Bosnie ! Entre deux spots, à la télé, Bosnie,
Ils ont parlé de toi ; de toi, d’Herzégovine,
Et puis de Somalie, et d’une pauvre ethnie
Dont j’ignore le nom ; tu sais… la bédouine
Chère à Boutros Ghali. Au chaud dans ses pantoufles,
Chacun voudrait pouvoir te redonner espoir,
Venir à ton secours, occire le maroufle
Qui fit de toi, Bosnie, l’antre du désespoir.
Ici, ta peur rassure : grâce à tes charniers,
Ils pensent un peu moins à leurs propres malheurs ;
Qui existent, Bosnie, tu ne peux le nier :
Chômage, intempéries, sida, tumeurs, dealers,
Permis à points et sang contaminé, racisme.

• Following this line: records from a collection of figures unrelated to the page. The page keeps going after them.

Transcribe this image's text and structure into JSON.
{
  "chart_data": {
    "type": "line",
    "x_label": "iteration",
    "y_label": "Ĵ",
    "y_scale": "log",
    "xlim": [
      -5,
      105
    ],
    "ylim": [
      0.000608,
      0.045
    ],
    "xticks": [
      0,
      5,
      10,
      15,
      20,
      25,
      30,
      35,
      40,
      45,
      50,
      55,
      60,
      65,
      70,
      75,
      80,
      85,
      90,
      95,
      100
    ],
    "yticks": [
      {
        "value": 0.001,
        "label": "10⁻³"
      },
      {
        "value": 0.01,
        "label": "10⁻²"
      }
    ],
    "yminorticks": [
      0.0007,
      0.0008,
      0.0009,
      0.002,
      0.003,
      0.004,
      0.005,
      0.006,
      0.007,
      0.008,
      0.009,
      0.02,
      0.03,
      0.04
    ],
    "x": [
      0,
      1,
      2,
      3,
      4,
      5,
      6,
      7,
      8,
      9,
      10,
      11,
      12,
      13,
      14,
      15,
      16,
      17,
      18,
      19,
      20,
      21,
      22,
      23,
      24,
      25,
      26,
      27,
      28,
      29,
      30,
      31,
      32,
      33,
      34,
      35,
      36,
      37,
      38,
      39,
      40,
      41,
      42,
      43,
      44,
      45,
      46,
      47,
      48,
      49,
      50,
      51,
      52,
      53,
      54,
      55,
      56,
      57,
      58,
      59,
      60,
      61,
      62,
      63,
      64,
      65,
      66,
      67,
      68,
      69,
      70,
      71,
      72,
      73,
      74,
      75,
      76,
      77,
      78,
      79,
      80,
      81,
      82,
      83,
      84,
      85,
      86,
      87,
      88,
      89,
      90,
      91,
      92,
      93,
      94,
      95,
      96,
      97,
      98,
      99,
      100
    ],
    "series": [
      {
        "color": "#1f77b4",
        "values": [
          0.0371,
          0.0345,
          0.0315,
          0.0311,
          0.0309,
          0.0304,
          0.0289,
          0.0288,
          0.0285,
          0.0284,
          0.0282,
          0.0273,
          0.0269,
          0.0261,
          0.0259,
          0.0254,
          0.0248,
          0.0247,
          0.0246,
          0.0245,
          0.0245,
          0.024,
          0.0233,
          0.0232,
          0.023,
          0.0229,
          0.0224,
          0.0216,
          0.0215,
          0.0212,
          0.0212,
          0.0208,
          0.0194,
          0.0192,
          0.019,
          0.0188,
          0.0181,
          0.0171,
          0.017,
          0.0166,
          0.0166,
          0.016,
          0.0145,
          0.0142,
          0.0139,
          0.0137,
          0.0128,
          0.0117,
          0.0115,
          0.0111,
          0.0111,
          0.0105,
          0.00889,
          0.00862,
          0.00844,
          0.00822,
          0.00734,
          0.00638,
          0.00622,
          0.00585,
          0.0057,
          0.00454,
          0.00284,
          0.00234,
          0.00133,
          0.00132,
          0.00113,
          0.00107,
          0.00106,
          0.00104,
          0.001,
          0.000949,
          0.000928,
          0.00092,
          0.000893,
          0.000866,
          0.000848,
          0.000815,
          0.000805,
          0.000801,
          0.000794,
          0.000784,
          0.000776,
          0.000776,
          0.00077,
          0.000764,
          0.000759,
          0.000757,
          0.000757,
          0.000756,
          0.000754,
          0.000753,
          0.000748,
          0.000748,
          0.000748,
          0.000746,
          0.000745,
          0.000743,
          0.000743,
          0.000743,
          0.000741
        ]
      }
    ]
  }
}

Faut pas leur en vouloir car tu ferais comme eux.
Tu peux joindre tes mains en guise d’exorcisme ;
Pour eux, Sarajevo n’est qu’un trou nauséeux.
Sarajevo, cité maudite, martyre entretenu.
Parfois, dans le silence d’entre deux canonnades,
Se glisse un battement sourd et discontinu :
C’est le cœur de la ville que tente la chamade.
Creuse, Bosnie, creuse tes décombres fumants
Laissés par ce séisme que l’on nomme la haine.
Ici, on n’est pas loin de trouver infamantes
Ces pierres calcinées, ce décor de géhenne.
Entre deux spots, Bosnie, on t’a vu ramasser
Des morceaux de sourires, des bribes de remords,
Des lambeaux de serments et de tendres pensées.
On t’a vu rechercher la vie sous tes morts.
Entends-tu bien, Bosnie, tous ces sons discordants ?
Ce n’est pas la chamade, mais le glas du pardon
Que l’on te suggérait, ici, en Occident.
Ici, où se prépare de la paix l’abandon.